Akses.co.id — Kebuntuan diplomasi antara Amerika Serikat (AS) dan Iran pasca berakhirnya gencatan senjata pada 22 April lalu memunculkan spekulasi mengenai kemungkinan perang yang bernasib sama seperti Perang Korea. Perang Korea, yang berakhir dengan gencatan senjata tanpa batas waktu sejak 1953, menjadi acuan utama dalam memprediksi skenario konflik AS-Iran.
Perang Korea yang meletus pada 1950 dikenang sebagai salah satu perang paling unik dalam sejarah. Konflik ini berakhir bukan dengan perjanjian damai, melainkan dengan perjanjian gencatan senjata yang ditandatangani pada 27 Juli 1953, tanpa adanya frasa “perdamaian” di antara pihak-pihak yang bertikai, mengakhiri tiga tahun peperangan.

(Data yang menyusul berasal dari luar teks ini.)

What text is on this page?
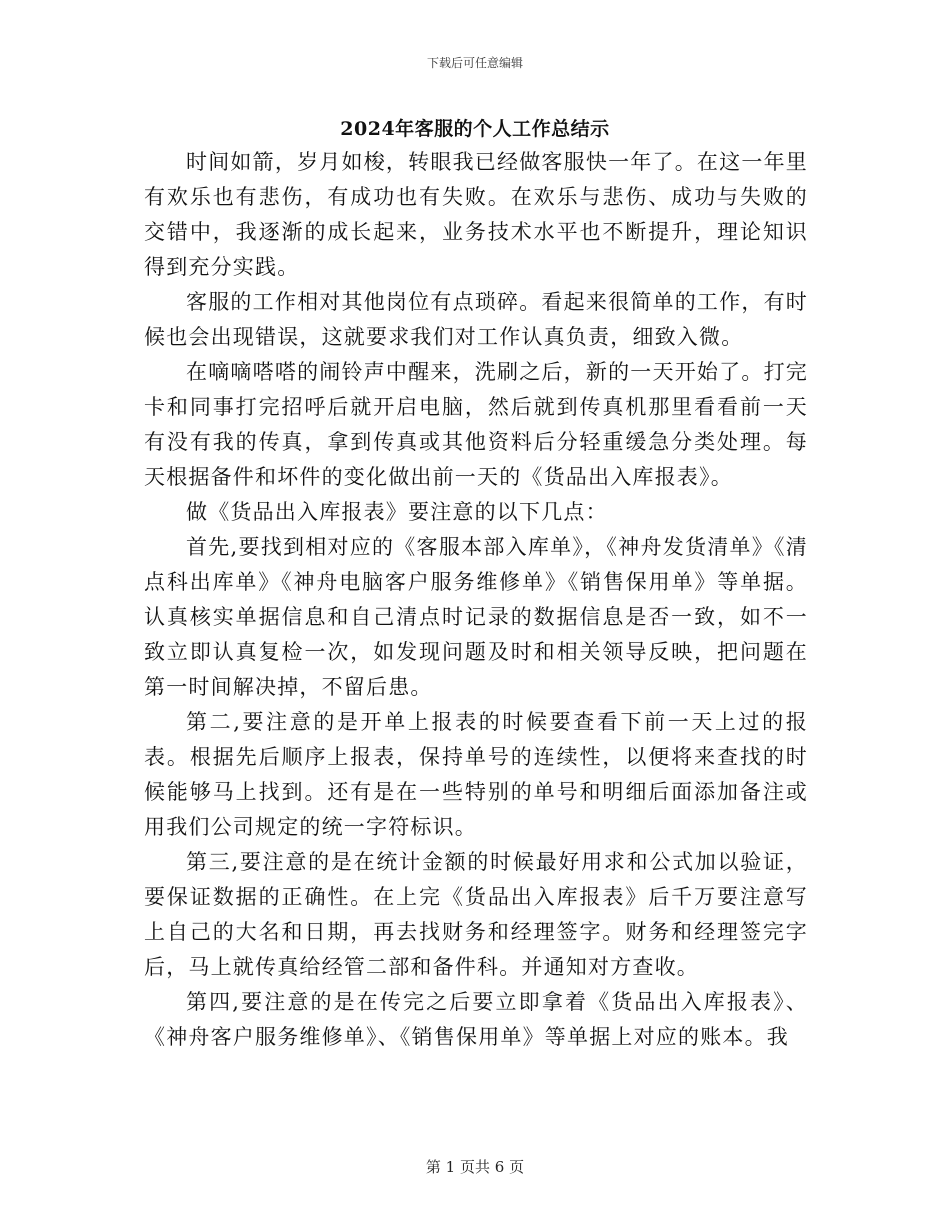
下载后可任意编辑
2024年客服的个人工作总结示

时间如箭，岁月如梭，转眼我已经做客服快一年了。在这一年里有欢乐也有悲伤，有成功也有失败。在欢乐与悲伤、成功与失败的交错中，我逐渐的成长起来，业务技术水平也不断提升，理论知识得到充分实践。

客服的工作相对其他岗位有点琐碎。看起来很简单的工作，有时候也会出现错误，这就要求我们对工作认真负责，细致入微。

在嘀嘀嗒嗒的闹铃声中醒来，洗刷之后，新的一天开始了。打完卡和同事打完招呼后就开启电脑，然后就到传真机那里看看前一天有没有我的传真，拿到传真或其他资料后分轻重缓急分类处理。每天根据备件和坏件的变化做出前一天的《货品出入库报表》。

做《货品出入库报表》要注意的以下几点：

首先,要找到相对应的《客服本部入库单》，《神舟发货清单》《清点科出库单》《神舟电脑客户服务维修单》《销售保用单》等单据。认真核实单据信息和自己清点时记录的数据信息是否一致，如不一致立即认真复检一次，如发现问题及时和相关领导反映，把问题在第一时间解决掉，不留后患。

第二,要注意的是开单上报表的时候要查看下前一天上过的报表。根据先后顺序上报表，保持单号的连续性，以便将来查找的时候能够马上找到。还有是在一些特别的单号和明细后面添加备注或用我们公司规定的统一字符标识。

第三,要注意的是在统计金额的时候最好用求和公式加以验证，要保证数据的正确性。在上完《货品出入库报表》后千万要注意写上自己的大名和日期，再去找财务和经理签字。财务和经理签完字后，马上就传真给经管二部和备件科。并通知对方查收。

第四,要注意的是在传完之后要立即拿着《货品出入库报表》、《神舟客户服务维修单》、《销售保用单》等单据上对应的账本。我

第 1 页共 6 页
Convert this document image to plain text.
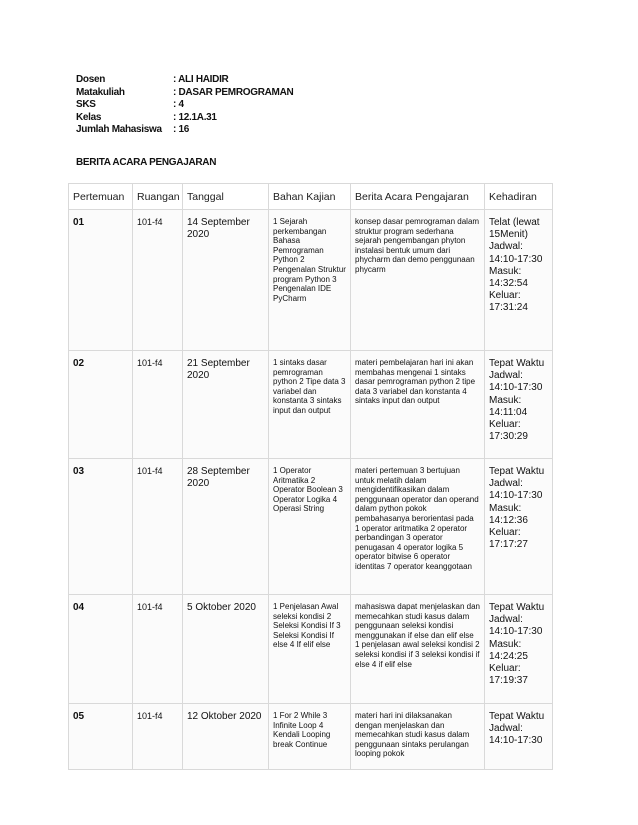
Dosen	: ALI HAIDIR
Matakuliah	: DASAR PEMROGRAMAN
SKS	: 4
Kelas	: 12.1A.31
Jumlah Mahasiswa	: 16
BERITA ACARA PENGAJARAN
Pertemuan	Ruangan	Tanggal	Bahan Kajian	Berita Acara Pengajaran	Kehadiran
01	101-f4	14 September 2020	1 Sejarah perkembangan Bahasa Pemrograman Python 2 Pengenalan Struktur program Python 3 Pengenalan IDE PyCharm	konsep dasar pemrograman dalam struktur program sederhana sejarah pengembangan phyton instalasi bentuk umum dari phycharm dan demo penggunaan phycarm	Telat (lewat 15Menit) Jadwal: 14:10-17:30 Masuk: 14:32:54 Keluar: 17:31:24
02	101-f4	21 September 2020	1 sintaks dasar pemrograman python 2 Tipe data 3 variabel dan konstanta 3 sintaks input dan output	materi pembelajaran hari ini akan membahas mengenai 1 sintaks dasar pemrograman python 2 tipe data 3 variabel dan konstanta 4 sintaks input dan output	Tepat Waktu Jadwal: 14:10-17:30 Masuk: 14:11:04 Keluar: 17:30:29
03	101-f4	28 September 2020	1 Operator Aritmatika 2 Operator Boolean 3 Operator Logika 4 Operasi String	materi pertemuan 3 bertujuan untuk melatih dalam mengidentifikasikan dalam penggunaan operator dan operand dalam python pokok pembahasanya berorientasi pada 1 operator aritmatika 2 operator perbandingan 3 operator penugasan 4 operator logika 5 operator bitwise 6 operator identitas 7 operator keanggotaan	Tepat Waktu Jadwal: 14:10-17:30 Masuk: 14:12:36 Keluar: 17:17:27
04	101-f4	5 Oktober 2020	1 Penjelasan Awal seleksi kondisi 2 Seleksi Kondisi If 3 Seleksi Kondisi If else 4 If elif else	mahasiswa dapat menjelaskan dan memecahkan studi kasus dalam penggunaan seleksi kondisi menggunakan if else dan elif else 1 penjelasan awal seleksi kondisi 2 seleksi kondisi if 3 seleksi kondisi if else 4 if elif else	Tepat Waktu Jadwal: 14:10-17:30 Masuk: 14:24:25 Keluar: 17:19:37
05	101-f4	12 Oktober 2020	1 For 2 While 3 Infinite Loop 4 Kendali Looping break Continue	materi hari ini dilaksanakan dengan menjelaskan dan memecahkan studi kasus dalam penggunaan sintaks perulangan looping pokok	Tepat Waktu Jadwal: 14:10-17:30
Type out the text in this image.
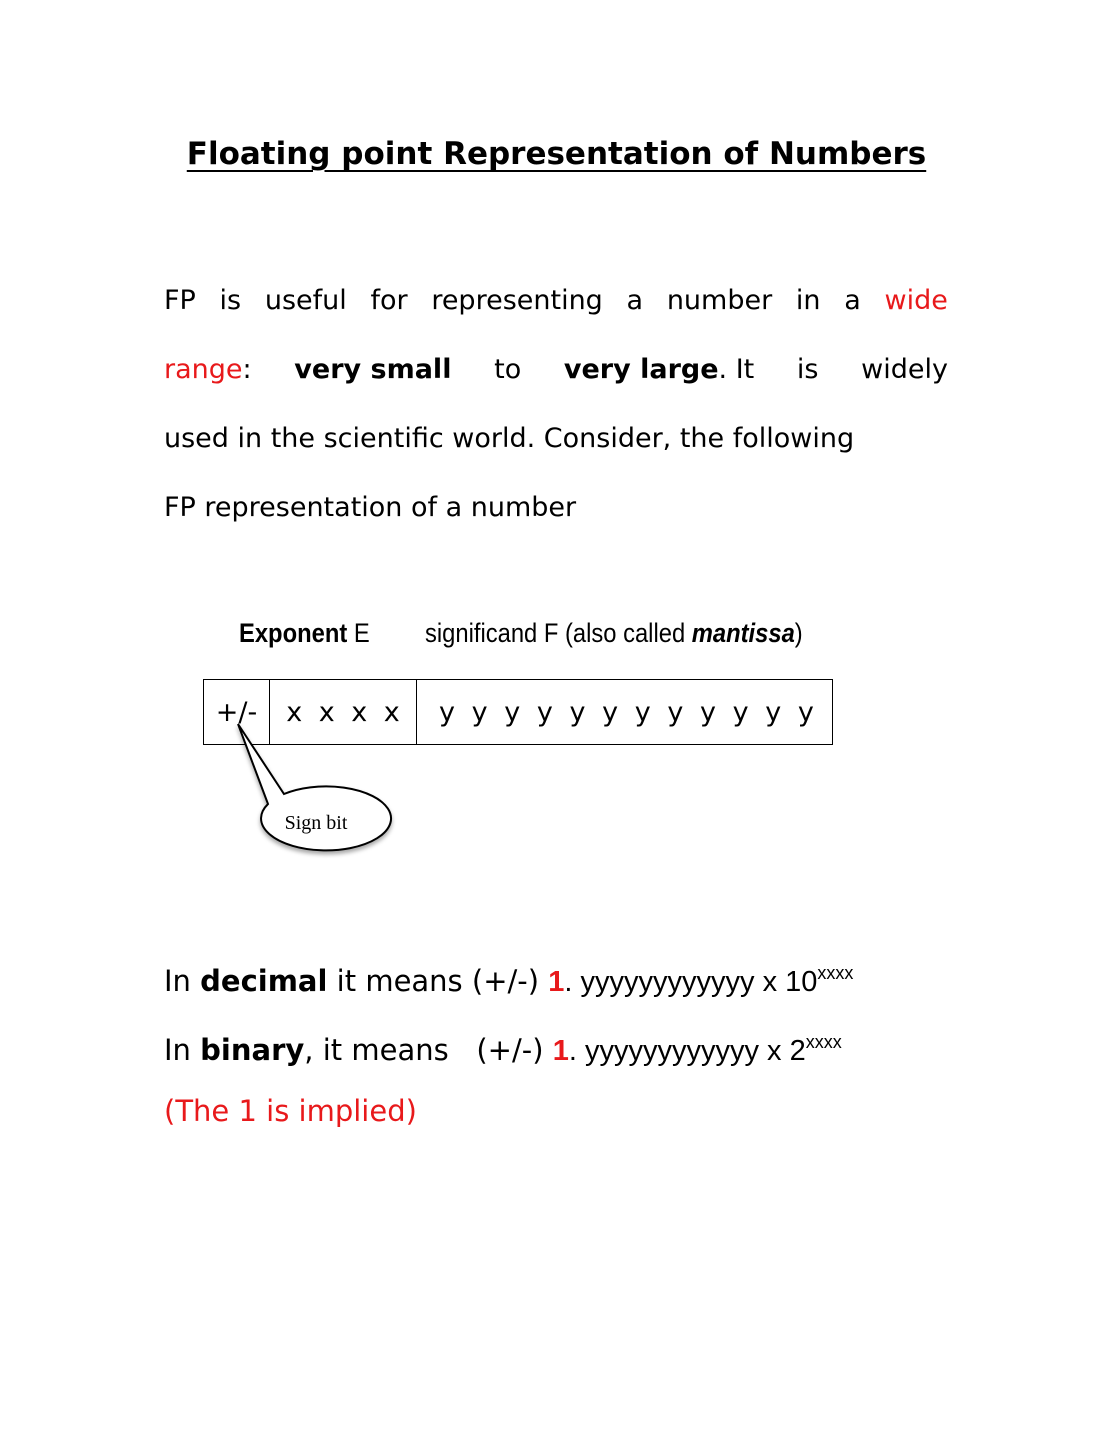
Floating point Representation of Numbers
FP is useful for representing a number in a wide
range: very small to very large. It is widely
used in the scientific world. Consider, the following
FP representation of a number
Exponent E significand F (also called mantissa)
+/-	x x x x y y y y y y y y y y y y
Sign bit
In decimal it means (+/-) 1. yyyyyyyyyyyy x 10$^{xxxx}$
In binary, it means   (+/-) 1. yyyyyyyyyyyy x 2$^{xxxx}$
(The 1 is implied)
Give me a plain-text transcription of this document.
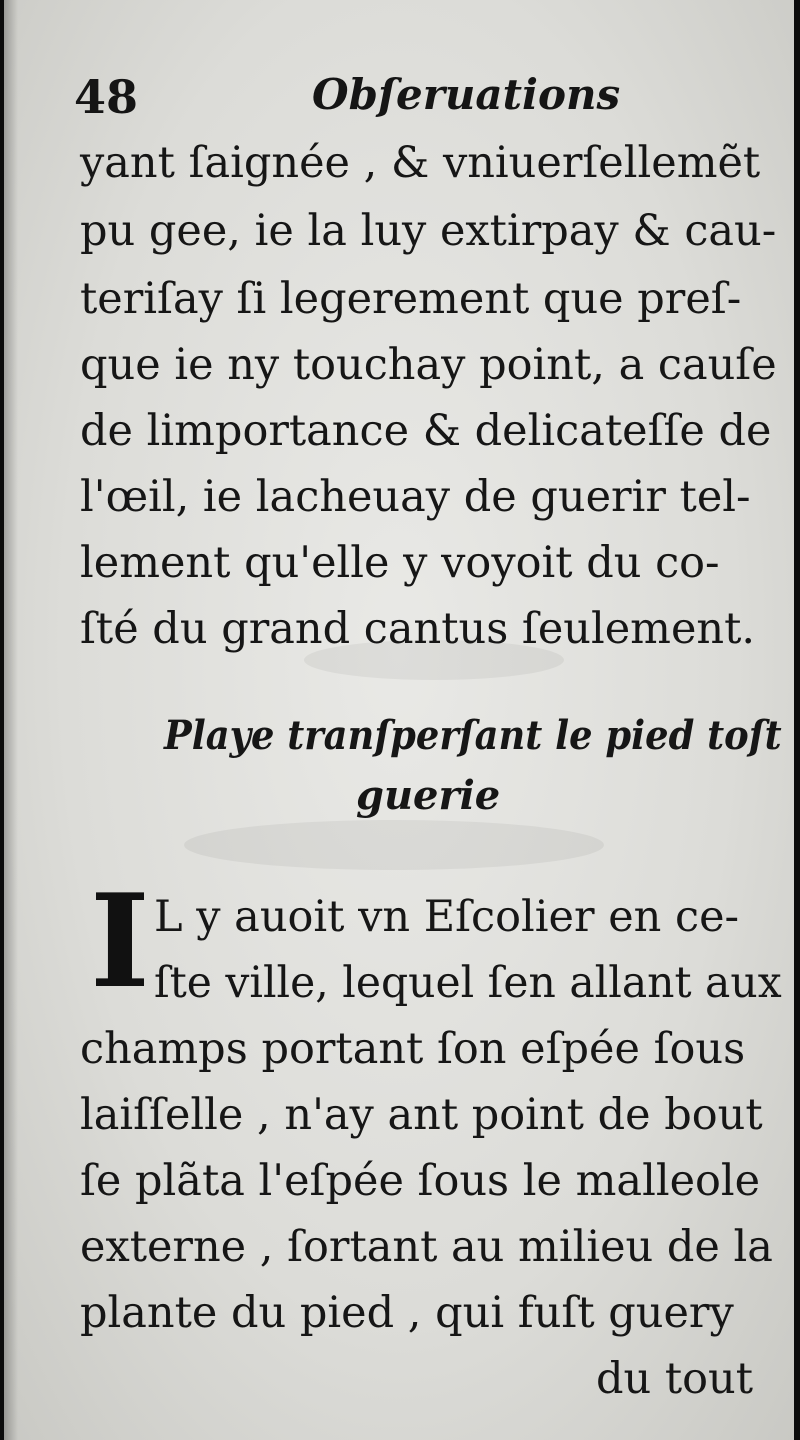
48	Obſeruations
yant ſaignée , & vniuerſellemẽt
pu gee, ie la luy extirpay & cau-
teriſay ſi legerement que preſ-
que ie ny touchay point, a cauſe
de limportance & delicateſſe de
l'œil, ie lacheuay de guerir tel-
lement qu'elle y voyoit du co-
ſté du grand cantus ſeulement.
Playe tranſperſant le pied toſt
guerie
I L y auoit vn Eſcolier en ce-
ſte ville, lequel ſen allant aux
champs portant ſon eſpée ſous
laiſſelle , n'ay ant point de bout
ſe plãta l'eſpée ſous le malleole
externe , ſortant au milieu de la
plante du pied , qui fuſt guery
du tout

Perang yang dipicu oleh kebijakan back-yard AS dan Uni Soviet pada era Perang Dingin tersebut mencapai titik akhir setelah negosiasi alot selama dua tahun tujuh belas hari, melibatkan 158 kali pertemuan. Pihak-pihak yang terlibat antara lain Komando PBB, Tiongkok, serta Korea Utara dan Korea Selatan.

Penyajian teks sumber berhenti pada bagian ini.